Prove that: $\sin(x) \cos(x) \geq x-x^3$

Question

Prove that the following inequality holds for $x\ge0$ :

$$\sin(x) \cos(x) \geq x-x^3$$

This is an inequality often met during my high school classes I also used for this problem yesterday. I'm interested in a non-calculus proof if this is possible.

Proof involving calculus:

Let's consider

$$f(x) = \sin(x) \cos(x)-x+x^3$$ then $$f'(x) = 3 x^2-2\sin^2(x)\tag1$$ $$x\ge \sin(x)\tag2$$ From $(1)$ and $(2)$ we immediately notice that $f'(x)\ge0$ and taking into account that $f(0)=0$ we may conclude that the inequality holds. Thanks.

Answer 1

A Geometric Proof

The posed inequality is equivalent to $\sin(x)\ge x-x^3/4.$

Consider the wedge of the unit circle below:

$\hspace{32mm}$

The area of the whole wedge (red and green regions) is $\frac12x$, and the area of the green triangle is $\frac12\sin(x)$. Thus, we get that $\sin(x)\le x$. Furthermore, the area of the red region is $\frac12(x-\sin(x))$.

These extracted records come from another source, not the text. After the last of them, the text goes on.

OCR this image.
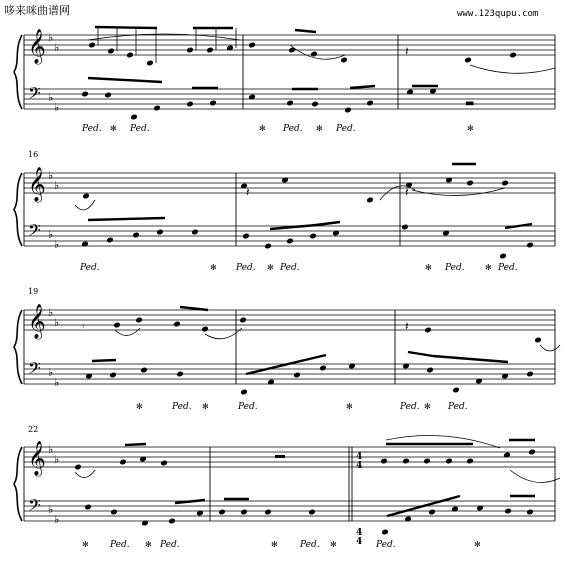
哆来咪曲谱网	www.123qupu.com
16
19
22
4
4
4
4
𝄞
𝄢
♭
♭
♭
♭
𝄞
𝄢
♭
♭
♭
♭
𝄞
𝄢
♭
♭
♭
♭
𝄞
𝄢
♭
♭
♭
♭
𝄽
▬
𝄽	𝄽
𝄾	𝄽
Ped. ✻ Ped.	✻ Ped. ✻ Ped.	✻
Ped.	✻ Ped. ✻ Ped.	✻ Ped.	✻ Ped.
✻	Ped. ✻	Ped.	✻	Ped. ✻ Ped.
✻ Ped. ✻ Ped.	✻ Ped. ✻	Ped.	✻
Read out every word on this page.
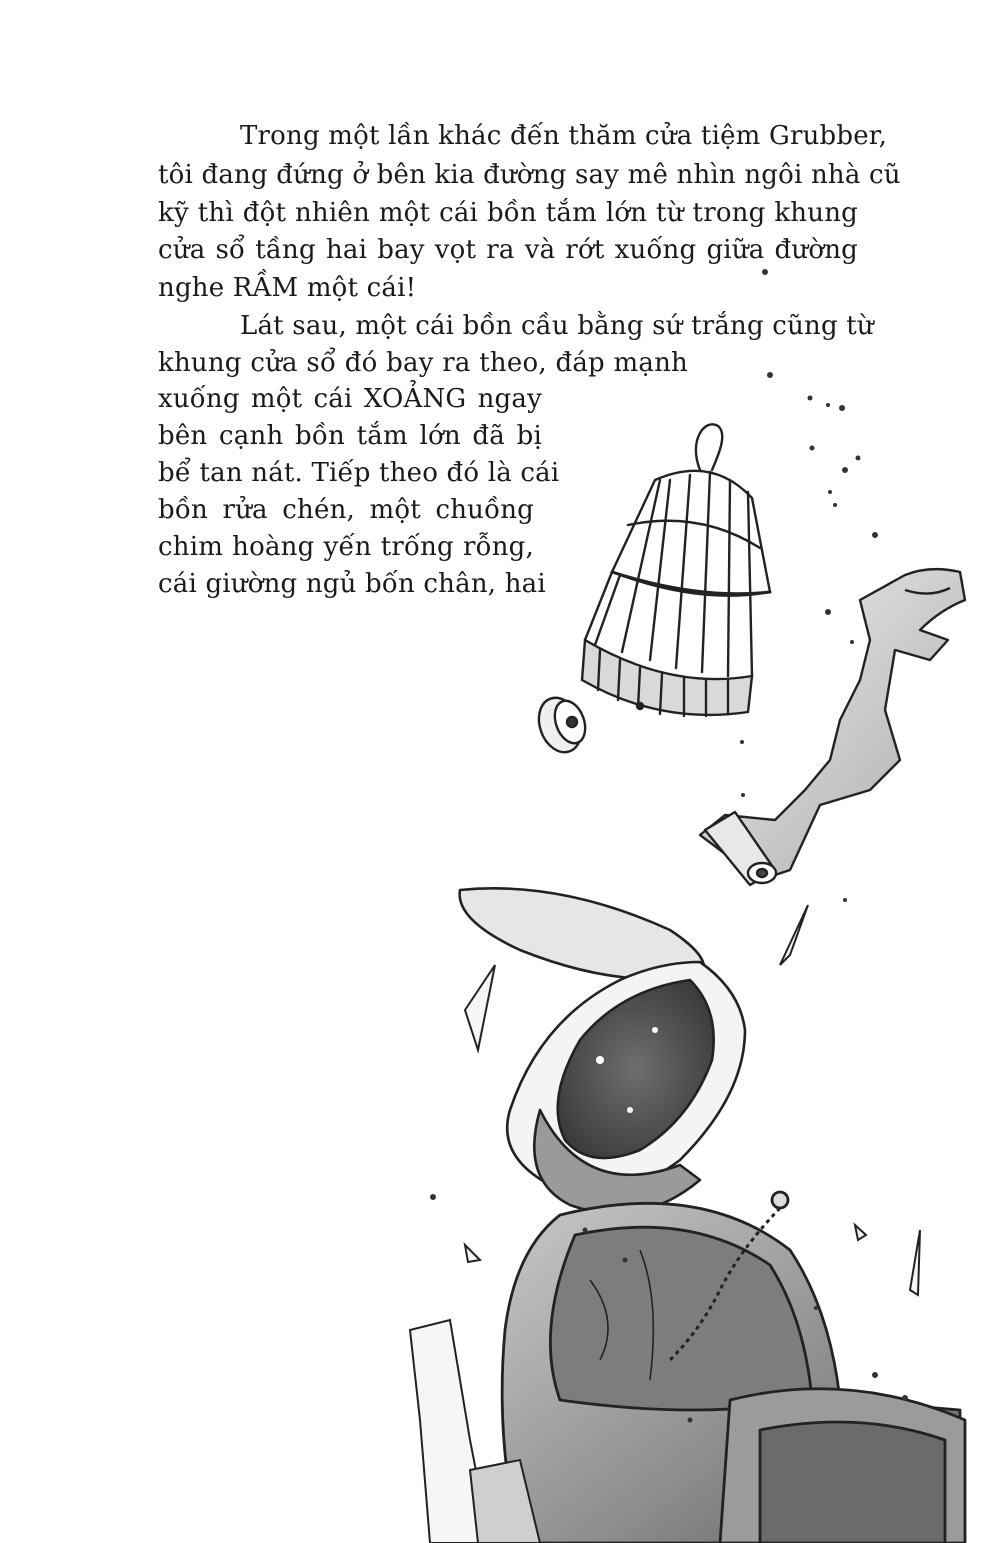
Trong một lần khác đến thăm cửa tiệm Grubber,
tôi đang đứng ở bên kia đường say mê nhìn ngôi nhà cũ
kỹ thì đột nhiên một cái bồn tắm lớn từ trong khung
cửa sổ tầng hai bay vọt ra và rớt xuống giữa đường
nghe RẦM một cái!
Lát sau, một cái bồn cầu bằng sứ trắng cũng từ
khung cửa sổ đó bay ra theo, đáp mạnh
xuống một cái XOẢNG ngay
bên cạnh bồn tắm lớn đã bị
bể tan nát. Tiếp theo đó là cái
bồn rửa chén, một chuồng
chim hoàng yến trống rỗng,
cái giường ngủ bốn chân, hai
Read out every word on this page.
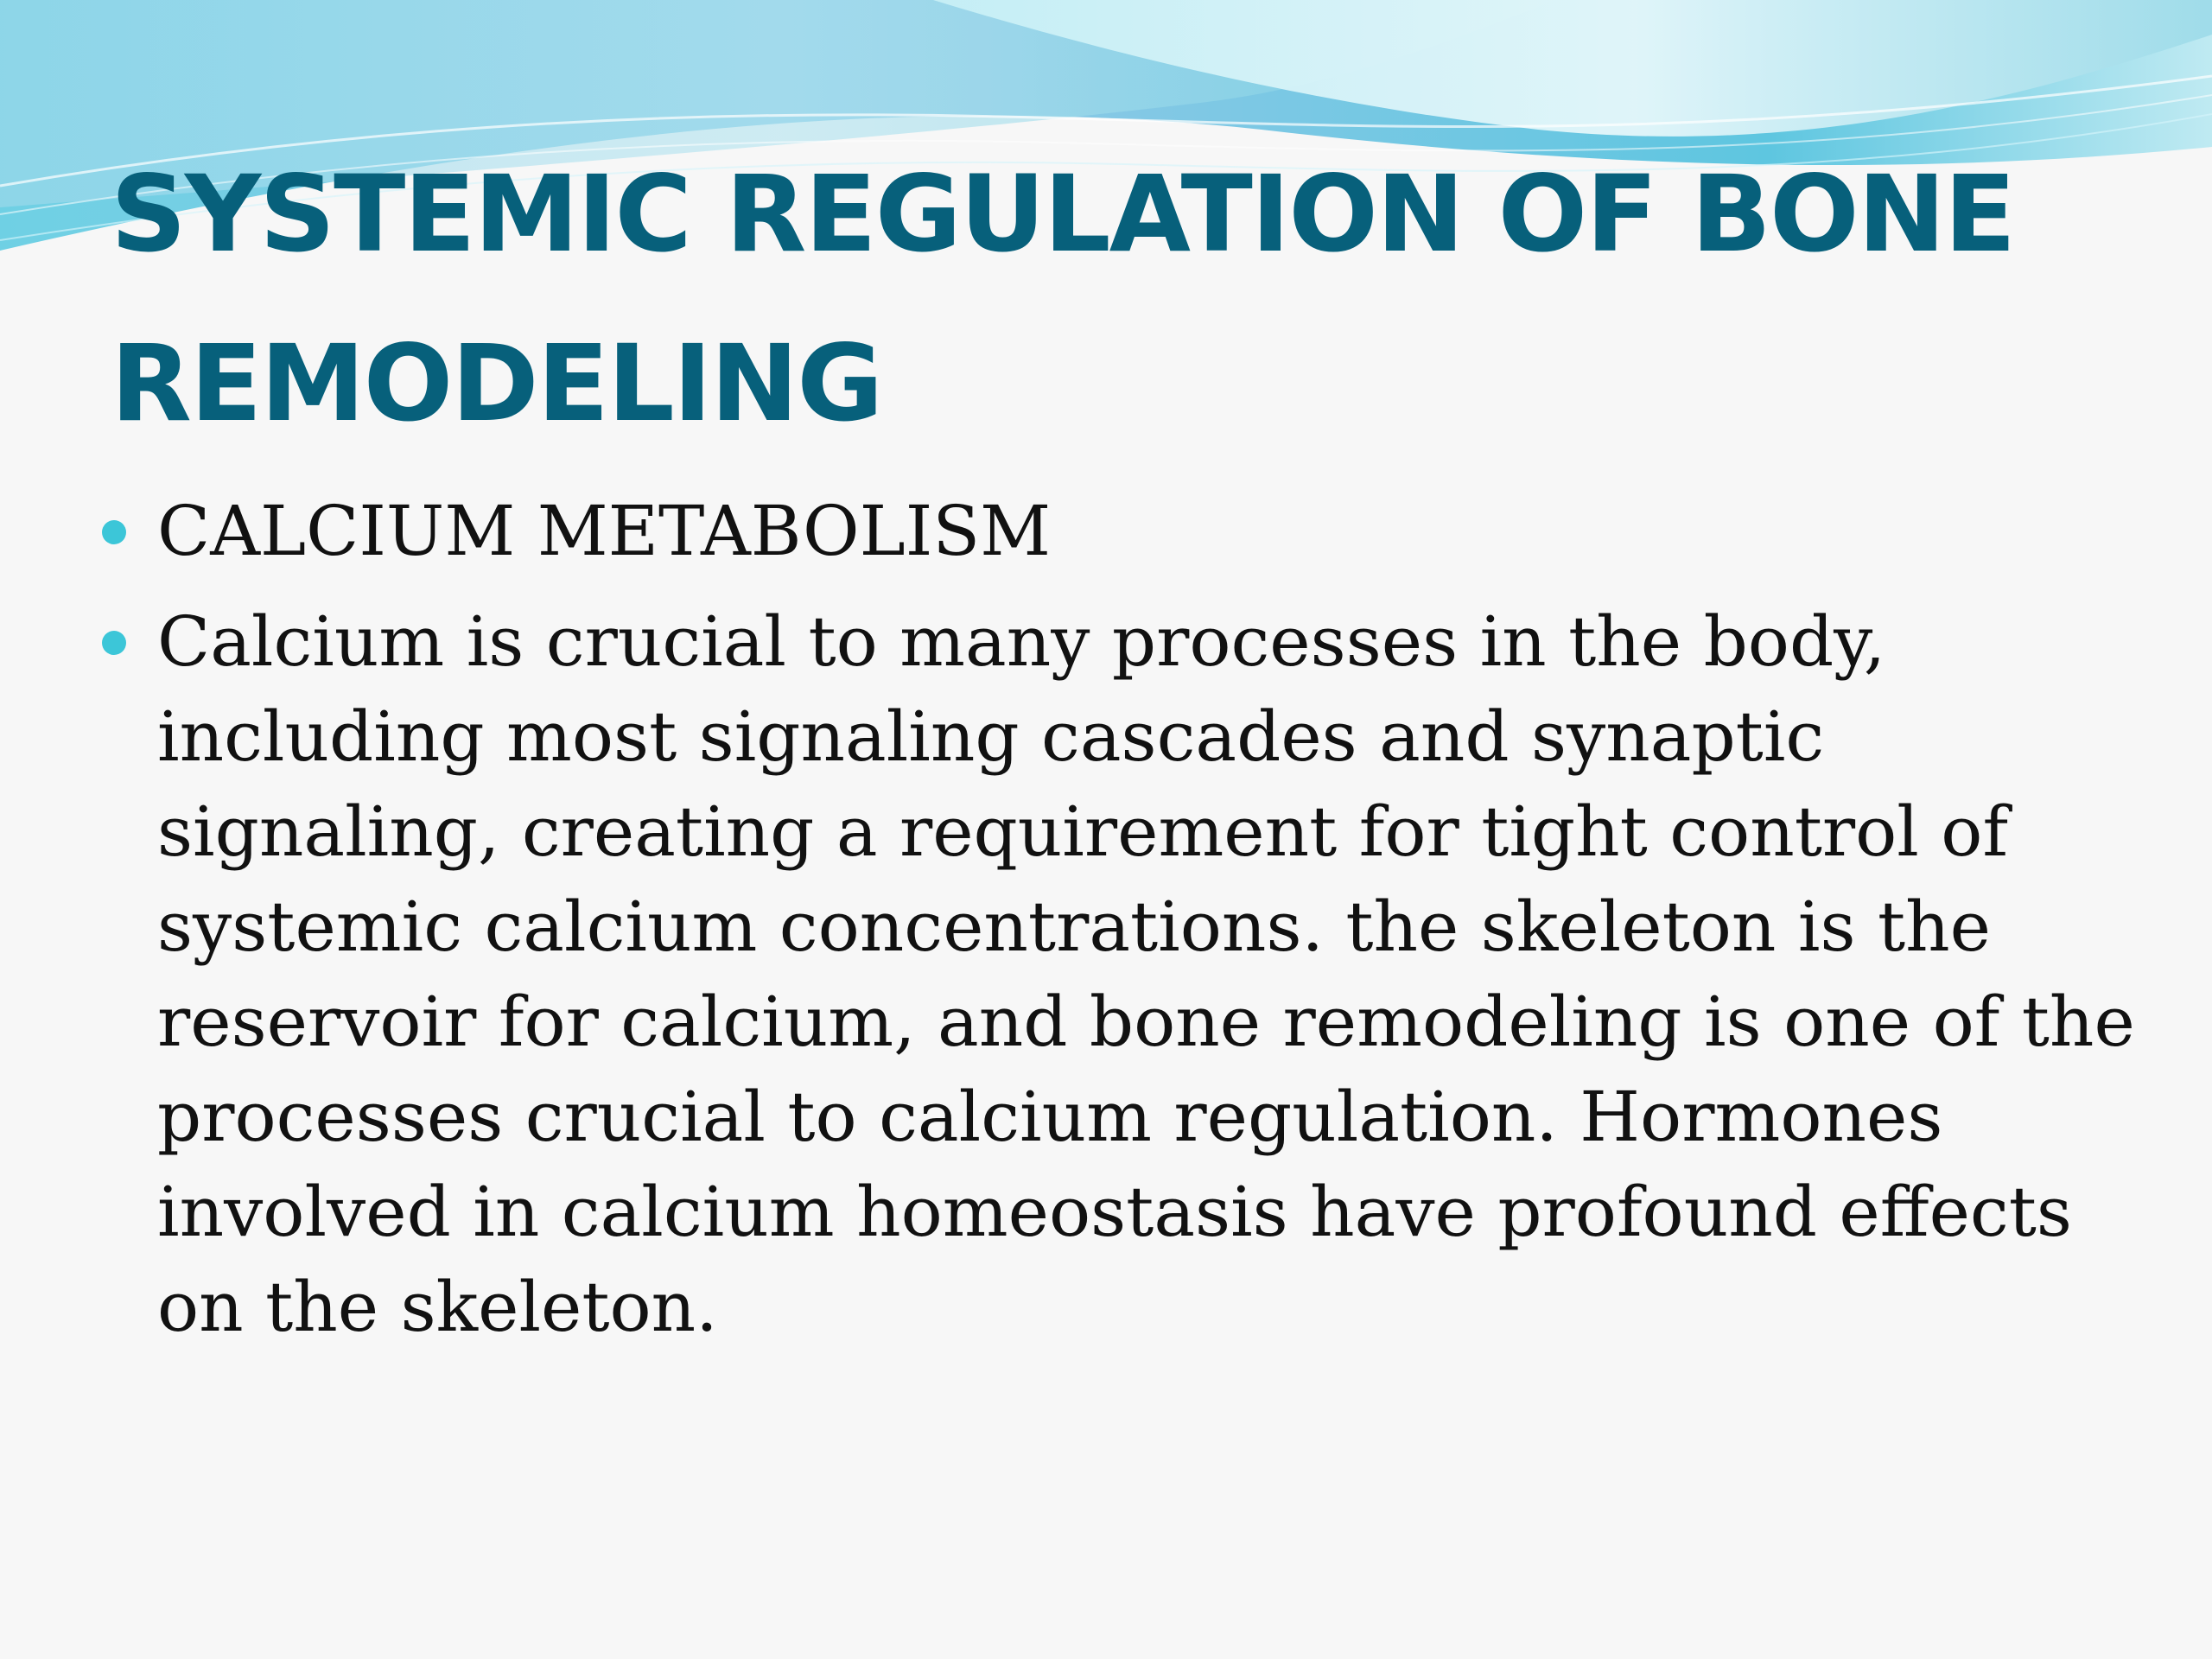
SYSTEMIC REGULATION OF BONE REMODELING
CALCIUM METABOLISM
Calcium is crucial to many processes in the body, including most signaling cascades and synaptic signaling, creating a requirement for tight control of systemic calcium concentrations. the skeleton is the reservoir for calcium, and bone remodeling is one of the processes crucial to calcium regulation. Hormones involved in calcium homeostasis have profound effects on the skeleton.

Noting that the red region is contained in the rectangle with base $2\sin(x/2)$ and height $1-\cos(x/2)$, we get that $$ \begin{align} \tfrac12(x-\sin(x)) &\le2\sin(x/2)(1-\cos(x/2))\\ &=4\sin(x/2)\sin^2(x/4)\\ &\le x^3/8 \end{align} $$ which yields $$ x-x^3/4\le\sin(x) $$ as desired.

Answer 2

This is a completely revamped proof. We only use the two inequalities $$ x \geq \sin(x) \text{ and } \tan(x) \geq x $$ which have elementary proofs here.

Case 1: $ 0 \leq x < \pi/2$

We know that $x \geq \sin(x)$. This gives us $x^2 \geq \sin^2(x)$, for with $x \leq \pi$ both terms are positive and simply squaring is justified, and with $x \geq \pi$, $x^2 \geq \pi^2 \geq 1 \geq \sin^2(x)$.

We can do some manipulations on this inequality to find an inequality involving cos: $$ x^2 \geq \sin^2(x)\\ x^2 \geq 1 - \cos^2(x)\\ \cos^2(x) \geq 1- x^2 $$ We now have $$ \sin(x) \cos(x) = \frac{\sin(x)}{\cos(x)} \cos^2(x) = \tan(x) \cos^2(x) \geq x(1- x^2) = x-x^3 $$ as required.

Case 2: $ \pi/2 \leq x$

The previous argument only works for small $x$, where tan is well behaved. For $ \pi/2 \leq x$ we see that $x-x^3 \leq \pi/2 - (\pi/2)^2 \leq -1$ (as the function $g(x) = x-x^3$ is decreasing for $x \geq 1$), and as $-1 \leq \sin(x) \cos(x)$ (as both sin and cos are large than -1), the result follows.

Answer 3

As others have already noticed, multiplying both sides by $2$ makes it sufficient to prove $\sin 2x \ge 2x - 2x^3$ or $\sin x \ge x - \frac{x^3}{4}$.

One method of proving this is the following:

It is well known that $\sin x \le x$, therefore

$$\int_0^x (t - \sin t) \, dt \ge 0,$$

giving us that $\cos x \ge 1 - \frac{x^2}{2}$.

Applying the same thing again, we have

$$\int_0^x \cos t \, dt \ge \int_0^x \left(1 - \frac{t^2}{2}\right) \, dt$$

giving us that $\sin x \ge x - \frac{x^3}{6}$, so in fact we've proven a stronger inequality!

Note: It is easy to see that this method yields easily that the Taylor's series stopped at positive terms (negative terms) overestimates (respectively, underestimates) $\sin x, \cos x$.

Answer 4

Multiply both sides by $2$ and then by drawing curves of the two functions, namely $\sin 2x$ and $x^3-x$, find the region where the curve of $\sin x$ is above the other in the graph.

Answer 5

I can't seem to come up with a non-calculus method of solving, but taking @dato's trig trick, you can multiply both sides by $2$ yielding:

$$2\sin x\cos x\geq 2(x-x^3)$$

$$\sin2x\geq 2x-2x^3$$

And using a Taylor expansion:

$$2x-\frac{8x^3}{3!}+\mathcal{O}(x^5)\geq 2x-2x^3$$ $$\frac{12x^3}{6}-\frac{8x^3}{6}+\mathcal{O}(x^5) = \frac{4x^3}{6}+\mathcal{O}(x^5)\geq 0$$ ... when $x\geq 0$.